Steve Stevens's guitar work performs a similar function in the musical arrangement. His playing brings genuine technical and emotional authority to a production that is otherwise dominated by the synthesized sounds of the era, providing a through-line of human expressiveness within a technological framework. The guitar is the instrument that speaks most directly in the 1980s rock idiom, and Stevens's contributions ensure that the recording never becomes merely a demonstration of contemporary production values but retains the emotional expressiveness that makes rock music compelling on a visceral level.

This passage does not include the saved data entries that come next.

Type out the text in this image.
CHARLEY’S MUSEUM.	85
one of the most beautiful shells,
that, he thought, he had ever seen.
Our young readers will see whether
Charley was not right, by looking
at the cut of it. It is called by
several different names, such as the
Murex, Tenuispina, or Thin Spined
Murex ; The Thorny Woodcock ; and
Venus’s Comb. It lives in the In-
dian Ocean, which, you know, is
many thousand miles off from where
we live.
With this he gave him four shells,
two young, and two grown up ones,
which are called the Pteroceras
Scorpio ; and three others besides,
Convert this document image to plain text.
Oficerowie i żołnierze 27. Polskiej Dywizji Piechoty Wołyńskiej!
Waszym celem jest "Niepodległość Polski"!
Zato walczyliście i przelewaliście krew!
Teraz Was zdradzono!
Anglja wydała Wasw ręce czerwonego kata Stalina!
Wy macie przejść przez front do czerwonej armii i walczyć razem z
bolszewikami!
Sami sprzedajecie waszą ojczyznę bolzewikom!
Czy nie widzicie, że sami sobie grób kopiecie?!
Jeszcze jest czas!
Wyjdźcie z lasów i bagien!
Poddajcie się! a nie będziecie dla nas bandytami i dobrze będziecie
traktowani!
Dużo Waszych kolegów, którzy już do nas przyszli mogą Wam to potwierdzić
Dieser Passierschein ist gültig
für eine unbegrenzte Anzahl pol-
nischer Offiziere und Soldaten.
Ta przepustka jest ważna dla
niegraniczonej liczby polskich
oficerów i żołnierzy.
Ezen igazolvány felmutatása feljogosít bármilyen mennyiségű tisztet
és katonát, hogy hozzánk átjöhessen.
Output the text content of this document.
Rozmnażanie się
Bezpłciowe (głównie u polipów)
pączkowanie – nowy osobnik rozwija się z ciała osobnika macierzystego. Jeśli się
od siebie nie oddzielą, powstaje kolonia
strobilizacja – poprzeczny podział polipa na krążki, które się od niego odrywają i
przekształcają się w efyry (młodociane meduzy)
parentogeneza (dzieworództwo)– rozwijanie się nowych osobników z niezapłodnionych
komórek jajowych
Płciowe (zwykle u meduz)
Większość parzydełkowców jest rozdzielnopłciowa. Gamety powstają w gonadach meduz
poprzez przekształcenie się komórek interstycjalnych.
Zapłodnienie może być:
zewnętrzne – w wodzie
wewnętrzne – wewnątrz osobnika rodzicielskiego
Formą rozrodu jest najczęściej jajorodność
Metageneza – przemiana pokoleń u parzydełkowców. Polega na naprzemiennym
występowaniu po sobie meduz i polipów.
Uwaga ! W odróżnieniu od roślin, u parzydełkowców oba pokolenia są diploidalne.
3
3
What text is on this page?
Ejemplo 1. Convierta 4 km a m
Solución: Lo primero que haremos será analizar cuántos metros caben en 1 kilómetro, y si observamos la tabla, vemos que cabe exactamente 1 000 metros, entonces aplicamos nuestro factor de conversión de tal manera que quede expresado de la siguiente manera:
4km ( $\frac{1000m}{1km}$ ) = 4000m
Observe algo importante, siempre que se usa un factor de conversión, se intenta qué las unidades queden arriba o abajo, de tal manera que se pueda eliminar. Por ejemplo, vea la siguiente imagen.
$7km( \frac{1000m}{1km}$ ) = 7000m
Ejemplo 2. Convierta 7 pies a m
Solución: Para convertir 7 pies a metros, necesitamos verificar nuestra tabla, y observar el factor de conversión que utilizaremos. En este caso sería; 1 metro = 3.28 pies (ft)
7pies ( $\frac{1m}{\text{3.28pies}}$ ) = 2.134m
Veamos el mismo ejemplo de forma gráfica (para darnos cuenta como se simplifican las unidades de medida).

The song also participates in the 1980s popular culture's sustained fascination with desire as a primary organizing principle. The decade's most commercially successful music was often organized around desire in its various forms, romantic, sexual, material, and social, and "To Be a Lover" contributes to this broader cultural conversation by presenting the desire to love and be loved as a fundamental aspiration, something worth organizing one's entire identity around. In Idol's performance, this aspiration is delivered with an intensity that transforms what might be a conventional romantic sentiment into something that feels more urgent and less negotiable.
The six-position peak on the Hot 100 and eighteen-week chart run demonstrated that this combination of soul roots, 1980s production, and Billy Idol's specific persona found an audience that was both large and sufficiently devoted to sustain the single's commercial momentum through an entire autumn and into winter 1986, confirming that desire, delivered with enough conviction and production polish, remained one of popular music's most commercially reliable themes.